Same-store sales popped 4.2 percent in the chain’s fiscal first quarter — the second straight quarter of growth — and management of the 160-year-old brick-and-mortar icon raised its profit forecast for the year.
The company said its better-than-expected performance was fueled by a surge in spending by Chinese, Canadian, Brazilian and other international tourists at its big city stores.
“Consumer spending remains strong and we saw significant improvement in international tourism spending,” said Chairman and Chief Executive Jeff Gennette on an earnings call with analysts. “We anticipate this to continue through the year.”

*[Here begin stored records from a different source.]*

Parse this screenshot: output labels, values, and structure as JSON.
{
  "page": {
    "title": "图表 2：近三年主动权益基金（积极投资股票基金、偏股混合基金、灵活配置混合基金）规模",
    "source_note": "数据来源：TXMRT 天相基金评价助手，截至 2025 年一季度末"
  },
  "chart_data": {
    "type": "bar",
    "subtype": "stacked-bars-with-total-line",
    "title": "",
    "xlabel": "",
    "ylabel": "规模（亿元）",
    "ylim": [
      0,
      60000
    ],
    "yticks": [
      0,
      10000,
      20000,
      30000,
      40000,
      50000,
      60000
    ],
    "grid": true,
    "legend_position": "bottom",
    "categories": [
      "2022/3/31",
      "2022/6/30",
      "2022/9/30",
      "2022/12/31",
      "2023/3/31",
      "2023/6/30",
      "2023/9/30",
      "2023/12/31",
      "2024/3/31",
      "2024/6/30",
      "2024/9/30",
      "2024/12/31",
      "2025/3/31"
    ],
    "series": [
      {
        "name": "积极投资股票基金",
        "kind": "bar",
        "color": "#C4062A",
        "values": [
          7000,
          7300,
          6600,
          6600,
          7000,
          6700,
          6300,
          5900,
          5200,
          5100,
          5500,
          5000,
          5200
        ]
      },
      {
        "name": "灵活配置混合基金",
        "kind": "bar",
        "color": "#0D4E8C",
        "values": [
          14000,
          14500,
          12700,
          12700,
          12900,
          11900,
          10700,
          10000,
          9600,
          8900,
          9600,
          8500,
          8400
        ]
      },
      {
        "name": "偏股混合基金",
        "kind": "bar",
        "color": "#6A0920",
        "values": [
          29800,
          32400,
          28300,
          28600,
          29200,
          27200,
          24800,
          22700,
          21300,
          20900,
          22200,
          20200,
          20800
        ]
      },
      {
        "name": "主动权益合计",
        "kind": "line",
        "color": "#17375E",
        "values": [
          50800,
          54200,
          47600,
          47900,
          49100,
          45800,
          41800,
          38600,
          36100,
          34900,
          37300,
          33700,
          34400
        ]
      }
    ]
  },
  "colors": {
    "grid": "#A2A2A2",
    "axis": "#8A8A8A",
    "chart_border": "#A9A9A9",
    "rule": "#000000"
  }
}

Investors cheered the news, sending Macy’s shares up 11 percent on Wednesday, to $33.17 — after hitting a 52-week high of $33.40 earlier in the day.
Total sales rose 3.6 percent, to $5.54 billion, as the company is beginning to reap the rewards of its turnaround plan — which includes an enhanced loyalty program.
The unexpected spike in international spending — up 10 percent from last year — marks only the second time since 2014 that spending by international shoppers has increased, the company said.
International shoppers represent 5 percent to 10 percent of Macy’s sales, according to Gordon Haskett analyst Chuck Grom.
“It gave them more confidence to raise their overall sales forecast,” Grom said, adding that, last year, international spending had declined by 3 percent to 5 percent in the first three quarters of the year and was down 2 percent during the holiday quarter.
Macy’s is the first major retailer to report that overseas tourists have returned in force, said retail consultant Jan Kniffen. “This trend is likely just starting and could bode well for luxury retailers like Saks Fifth Avenue, Tiffany’s and others,” as these shoppers spend four times as much as domestic shoppers.
International inbound travel to the US spiked in March and was at the highest level since April 2014, according to the Travel Trends Index, which attributes the surge to a weaker US dollar — which makes it less expensive to travel to the US — and healthy economic indicators. Travel to the US is much higher than people had expected, according to the US Travel Association.
Macy’s does its part to attract these lucrative shoppers, including marketing partnerships with credit cards, airlines, hotels and tour operators, according to a spokeswoman. Its five top tourist markets are China, Canada, Mexico the United Kingdom and Brazil.
At its key tourism stores, including the Big Apple’s Herald Square location, Macy’s offers foreign shoppers a discount card, which they pick up in the stores at a visitor center. Shoppers must identify themselves with their passports.